Eu acho muito bom que CNBB tome a palavra e diga o que pensa na esfera pública. Isso é uma conquista da democracia. É muito bom que a Igreja Católica venha a público e se manifeste, porque ela sempre articulou nos palácios e nos gabinetes. E geralmente à revelia de todos nós, homens e mulheres, que não éramos da igreja, que não éramos próximos a eles, que não éramos os fidalgos.
Agora, dentro do princípio democrático, é bom só até aí. Desde quando a CNBB é a melhor interlocução para dizer o que as mulheres querem e necessitam? É um organismo de uma hierarquia, onde só homem opina, onde só homem manda. Homem que, a rigor não passa pela experiência de uma gestação, de um parto, de um nascimento, de um atendimento de violência sexista, racista que o SUS pode oferecer, que está por trás da alta taxa de mortalidade materna no Brasil.
A igreja solidária precisava ser um pouco mais solidária e ouvir as nossas histórias pessoais não como castigos do pecado original, mas como pessoas reais, sofrendo de causas injustas, neste século 21.
Viomundo – A professora Eleonora Menecucci assume nesta sexta feira o cargo de ministra da Secretaria de Políticas para as Mulheres. Acha que haverá mudança no Rede Cegonha e na MP 557?

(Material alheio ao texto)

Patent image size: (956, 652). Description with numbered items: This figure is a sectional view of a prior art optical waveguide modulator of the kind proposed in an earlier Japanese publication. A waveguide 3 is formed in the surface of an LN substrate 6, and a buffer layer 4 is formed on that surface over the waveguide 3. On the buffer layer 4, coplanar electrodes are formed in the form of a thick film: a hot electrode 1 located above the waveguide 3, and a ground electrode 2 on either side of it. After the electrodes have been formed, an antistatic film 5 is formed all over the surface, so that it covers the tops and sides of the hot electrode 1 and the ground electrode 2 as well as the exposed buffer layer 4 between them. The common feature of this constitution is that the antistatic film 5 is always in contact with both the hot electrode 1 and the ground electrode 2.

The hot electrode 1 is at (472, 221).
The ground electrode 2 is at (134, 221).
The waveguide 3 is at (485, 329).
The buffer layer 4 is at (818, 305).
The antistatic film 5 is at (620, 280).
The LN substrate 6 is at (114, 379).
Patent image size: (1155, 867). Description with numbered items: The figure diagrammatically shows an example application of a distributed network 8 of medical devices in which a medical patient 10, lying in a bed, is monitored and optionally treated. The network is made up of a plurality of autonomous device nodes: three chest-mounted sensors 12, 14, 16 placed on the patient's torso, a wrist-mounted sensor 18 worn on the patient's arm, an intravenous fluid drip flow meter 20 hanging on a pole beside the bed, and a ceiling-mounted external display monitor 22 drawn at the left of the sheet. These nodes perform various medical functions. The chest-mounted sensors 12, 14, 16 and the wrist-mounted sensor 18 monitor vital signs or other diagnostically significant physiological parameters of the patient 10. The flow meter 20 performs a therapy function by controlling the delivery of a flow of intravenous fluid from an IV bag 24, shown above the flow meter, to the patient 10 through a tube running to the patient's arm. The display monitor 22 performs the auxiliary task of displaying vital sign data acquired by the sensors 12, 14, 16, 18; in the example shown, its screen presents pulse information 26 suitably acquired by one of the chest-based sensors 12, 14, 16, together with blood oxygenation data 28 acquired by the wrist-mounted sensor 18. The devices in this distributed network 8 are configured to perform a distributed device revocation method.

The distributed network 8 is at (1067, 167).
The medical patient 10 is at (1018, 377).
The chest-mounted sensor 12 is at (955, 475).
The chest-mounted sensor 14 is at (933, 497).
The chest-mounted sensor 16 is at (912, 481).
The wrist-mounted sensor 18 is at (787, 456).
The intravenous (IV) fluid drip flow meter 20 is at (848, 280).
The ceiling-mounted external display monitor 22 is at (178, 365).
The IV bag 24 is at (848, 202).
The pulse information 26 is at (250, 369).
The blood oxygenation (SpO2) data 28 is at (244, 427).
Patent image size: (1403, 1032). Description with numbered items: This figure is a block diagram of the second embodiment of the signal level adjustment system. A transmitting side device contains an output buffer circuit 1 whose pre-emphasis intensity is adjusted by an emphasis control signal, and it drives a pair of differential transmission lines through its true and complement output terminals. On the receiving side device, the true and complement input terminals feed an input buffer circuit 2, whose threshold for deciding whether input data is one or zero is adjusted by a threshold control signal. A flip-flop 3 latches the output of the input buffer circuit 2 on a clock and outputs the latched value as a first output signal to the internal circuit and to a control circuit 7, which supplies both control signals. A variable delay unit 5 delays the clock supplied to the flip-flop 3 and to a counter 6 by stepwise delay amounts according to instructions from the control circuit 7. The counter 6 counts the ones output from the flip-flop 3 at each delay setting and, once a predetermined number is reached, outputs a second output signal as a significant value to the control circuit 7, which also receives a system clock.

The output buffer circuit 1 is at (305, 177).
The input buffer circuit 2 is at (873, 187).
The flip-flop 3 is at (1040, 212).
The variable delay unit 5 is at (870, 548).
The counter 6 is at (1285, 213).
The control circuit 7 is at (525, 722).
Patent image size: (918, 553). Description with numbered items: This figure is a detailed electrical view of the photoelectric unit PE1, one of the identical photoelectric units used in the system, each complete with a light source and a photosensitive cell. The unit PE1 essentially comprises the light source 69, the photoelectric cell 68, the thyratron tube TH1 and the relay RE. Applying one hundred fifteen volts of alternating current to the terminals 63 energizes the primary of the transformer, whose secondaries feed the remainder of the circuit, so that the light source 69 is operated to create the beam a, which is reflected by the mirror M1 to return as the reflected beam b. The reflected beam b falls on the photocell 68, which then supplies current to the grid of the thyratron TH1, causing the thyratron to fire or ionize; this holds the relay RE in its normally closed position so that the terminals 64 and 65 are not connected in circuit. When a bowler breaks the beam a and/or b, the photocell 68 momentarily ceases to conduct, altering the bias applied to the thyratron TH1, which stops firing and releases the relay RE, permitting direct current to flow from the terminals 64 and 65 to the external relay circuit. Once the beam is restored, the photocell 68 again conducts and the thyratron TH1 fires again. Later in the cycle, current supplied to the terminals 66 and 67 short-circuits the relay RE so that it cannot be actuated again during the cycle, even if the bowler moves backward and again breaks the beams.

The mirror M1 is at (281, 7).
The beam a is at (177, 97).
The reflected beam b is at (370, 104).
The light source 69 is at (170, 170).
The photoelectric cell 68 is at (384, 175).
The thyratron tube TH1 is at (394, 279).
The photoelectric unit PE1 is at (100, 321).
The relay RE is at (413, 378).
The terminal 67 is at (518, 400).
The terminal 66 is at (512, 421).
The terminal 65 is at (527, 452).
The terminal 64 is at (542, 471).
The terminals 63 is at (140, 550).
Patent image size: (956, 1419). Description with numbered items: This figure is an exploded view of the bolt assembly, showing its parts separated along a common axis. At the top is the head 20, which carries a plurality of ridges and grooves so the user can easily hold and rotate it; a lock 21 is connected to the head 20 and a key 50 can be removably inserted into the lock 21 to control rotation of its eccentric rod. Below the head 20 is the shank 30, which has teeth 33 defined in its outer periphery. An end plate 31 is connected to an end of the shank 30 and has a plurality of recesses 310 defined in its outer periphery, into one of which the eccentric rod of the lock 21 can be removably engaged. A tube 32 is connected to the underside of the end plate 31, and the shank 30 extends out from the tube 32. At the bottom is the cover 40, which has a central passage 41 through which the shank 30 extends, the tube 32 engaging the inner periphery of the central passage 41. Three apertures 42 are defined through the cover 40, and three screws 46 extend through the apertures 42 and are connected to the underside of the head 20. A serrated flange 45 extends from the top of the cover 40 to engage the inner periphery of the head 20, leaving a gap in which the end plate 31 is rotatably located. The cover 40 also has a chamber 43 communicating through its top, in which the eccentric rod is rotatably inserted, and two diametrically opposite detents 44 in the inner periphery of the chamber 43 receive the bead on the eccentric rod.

Jurema Werneck — A nova ministra é muito bem-vinda. Não apenas por sua longa trajetória de lutas pela democracia e justiça social, mas também por ser profunda conhecedora dos temas relativos à saúde das mulheres, direitos sexuais e direitos reprodutivos. Para ela, nada do que nós, mulheres, estamos apontando em relação à MP 557 é desconhecido. Ao contrário, ela fez parte das lutas que determinaram as conquistas até aqui. Espero que. em nome do compromisso que ela tem com a luta e os movimentos sociais, ela possa recolocar o debate sobre a prevenção da morte materna no patamar que ela requer e merece. Espero que a ministra Léo e também a ministra Luiza Bairros, da Promoção da Igualdade Racial, possam dialogar com a presidenta e ajudar na qualificação das ações e na tomada de decisões com maior propriedade. E, claro, que juntas reconheçam que a luta das mulheres trouxe todas nós para a arena de diálogo e não apenas elas.